Por eso te digo gracias. Gracias por mantener a Alícia Sánchez-Camarga en su cargo. Cada intervención suya hace malos los monólogos de “El club de la comedia”.

Gracias por avivar las brasas del franquismo y demostrar que no se habían ido. Gracias por dejar que la juventud descubra cómo son, cómo actúan y qué está amenazado cuando se sienten respaldados por el poder.

Gracias por proporcionar alas de barro a grupúsculos como Societat Civil Catalana y facilitar que nos hagan reír un poco con lo faltos de humor que estamos en esta época convulsa.
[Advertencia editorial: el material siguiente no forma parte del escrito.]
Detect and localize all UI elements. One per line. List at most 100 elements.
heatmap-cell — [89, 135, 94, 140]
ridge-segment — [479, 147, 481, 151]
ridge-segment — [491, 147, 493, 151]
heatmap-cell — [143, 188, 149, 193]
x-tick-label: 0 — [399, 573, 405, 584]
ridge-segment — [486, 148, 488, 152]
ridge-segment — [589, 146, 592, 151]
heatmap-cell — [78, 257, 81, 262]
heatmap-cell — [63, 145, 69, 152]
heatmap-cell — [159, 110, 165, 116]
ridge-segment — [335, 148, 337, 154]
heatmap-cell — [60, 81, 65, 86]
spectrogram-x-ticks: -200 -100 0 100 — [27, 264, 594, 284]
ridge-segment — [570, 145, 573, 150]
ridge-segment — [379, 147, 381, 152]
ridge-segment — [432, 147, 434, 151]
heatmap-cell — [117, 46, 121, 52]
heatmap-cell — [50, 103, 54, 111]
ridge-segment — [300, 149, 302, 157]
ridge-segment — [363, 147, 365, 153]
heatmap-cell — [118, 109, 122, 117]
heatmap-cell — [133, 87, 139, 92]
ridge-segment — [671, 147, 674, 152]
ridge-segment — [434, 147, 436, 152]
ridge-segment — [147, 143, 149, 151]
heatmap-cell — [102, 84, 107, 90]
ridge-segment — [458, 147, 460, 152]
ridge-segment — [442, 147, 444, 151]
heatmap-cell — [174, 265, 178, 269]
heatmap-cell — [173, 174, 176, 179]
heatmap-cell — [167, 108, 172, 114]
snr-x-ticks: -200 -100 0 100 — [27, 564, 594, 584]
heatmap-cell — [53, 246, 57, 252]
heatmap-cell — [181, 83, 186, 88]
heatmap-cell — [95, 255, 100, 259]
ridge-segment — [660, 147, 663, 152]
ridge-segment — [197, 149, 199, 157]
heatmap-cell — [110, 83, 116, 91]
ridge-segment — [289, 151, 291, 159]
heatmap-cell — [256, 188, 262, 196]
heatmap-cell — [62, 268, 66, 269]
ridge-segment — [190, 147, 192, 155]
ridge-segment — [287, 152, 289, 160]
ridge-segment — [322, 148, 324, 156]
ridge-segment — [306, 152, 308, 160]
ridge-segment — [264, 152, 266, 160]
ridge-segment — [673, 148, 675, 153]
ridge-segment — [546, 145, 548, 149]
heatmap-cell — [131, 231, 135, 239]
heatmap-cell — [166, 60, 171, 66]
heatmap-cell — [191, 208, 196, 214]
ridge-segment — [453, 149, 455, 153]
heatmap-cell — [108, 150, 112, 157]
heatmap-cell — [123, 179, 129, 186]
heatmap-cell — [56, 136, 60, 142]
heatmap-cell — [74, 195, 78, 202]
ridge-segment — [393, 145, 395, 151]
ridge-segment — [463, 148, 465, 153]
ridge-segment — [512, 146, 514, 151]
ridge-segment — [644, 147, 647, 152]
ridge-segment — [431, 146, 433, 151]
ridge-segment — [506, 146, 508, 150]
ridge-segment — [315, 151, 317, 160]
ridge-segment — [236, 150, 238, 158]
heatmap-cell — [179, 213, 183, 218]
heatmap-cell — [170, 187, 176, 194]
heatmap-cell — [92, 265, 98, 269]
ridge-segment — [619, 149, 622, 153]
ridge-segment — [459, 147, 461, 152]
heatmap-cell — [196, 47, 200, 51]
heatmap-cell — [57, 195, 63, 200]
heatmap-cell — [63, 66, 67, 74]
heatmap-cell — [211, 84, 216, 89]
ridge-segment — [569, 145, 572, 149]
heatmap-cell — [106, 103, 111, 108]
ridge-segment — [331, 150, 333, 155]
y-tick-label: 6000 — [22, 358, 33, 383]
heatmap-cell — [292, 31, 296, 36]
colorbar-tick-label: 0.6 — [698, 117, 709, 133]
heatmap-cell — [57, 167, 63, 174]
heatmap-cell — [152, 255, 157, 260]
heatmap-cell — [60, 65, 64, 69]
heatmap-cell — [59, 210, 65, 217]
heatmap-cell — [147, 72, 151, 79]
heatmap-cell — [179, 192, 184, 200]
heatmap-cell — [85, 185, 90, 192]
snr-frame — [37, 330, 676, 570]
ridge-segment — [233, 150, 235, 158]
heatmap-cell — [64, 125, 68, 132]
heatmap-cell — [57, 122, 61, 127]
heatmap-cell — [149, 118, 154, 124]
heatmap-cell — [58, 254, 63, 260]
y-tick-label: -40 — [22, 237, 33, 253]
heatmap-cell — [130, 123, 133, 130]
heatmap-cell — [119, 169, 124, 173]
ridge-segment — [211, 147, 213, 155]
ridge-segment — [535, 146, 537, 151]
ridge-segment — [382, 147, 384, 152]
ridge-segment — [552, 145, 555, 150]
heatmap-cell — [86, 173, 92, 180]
Gracias por mantener en tu gobierno a Wert con sus tics de “Spanish Dr. Stranglove”, aquel inolvidable personaje de Kubrick que levantaba el brazo de manera compulsiva en un saludo que todos identificamos perfectamente.

Gracias por colaborar a que Cospedal deje a la historia de la humanidad una hemeroteca tan cargada de momentos delirantes, aunque sea en pago diferido.

Gracias por la sonrisa malévola de Montoro, la voz irritante de Soraya SS, el “ridiculous way of life” de Ana Botella… Gracias por dejar que Gallardón dejara de ser el ala progresista del PP para pasar a ser el diletante misógino del reino.

Gracias por tu gestión de la crisis del Ébola. Una gestión que estoy seguro también te agradecerán los hipocondriacos. Imagino que Woody Allen te acabará dedicando una película.

En fin, Mariano Rajoy Brey, gracias por hacer de España un país del que cada vez más gente quiere salir. Y gracias, sobre todo, por darme argumentos para proponer que el barcelonés “carrer Pelai” se llame a partir de ahora “carrer Mariano Rajoy” y que éste acabe desembocando en la “Plaça de la Independència”.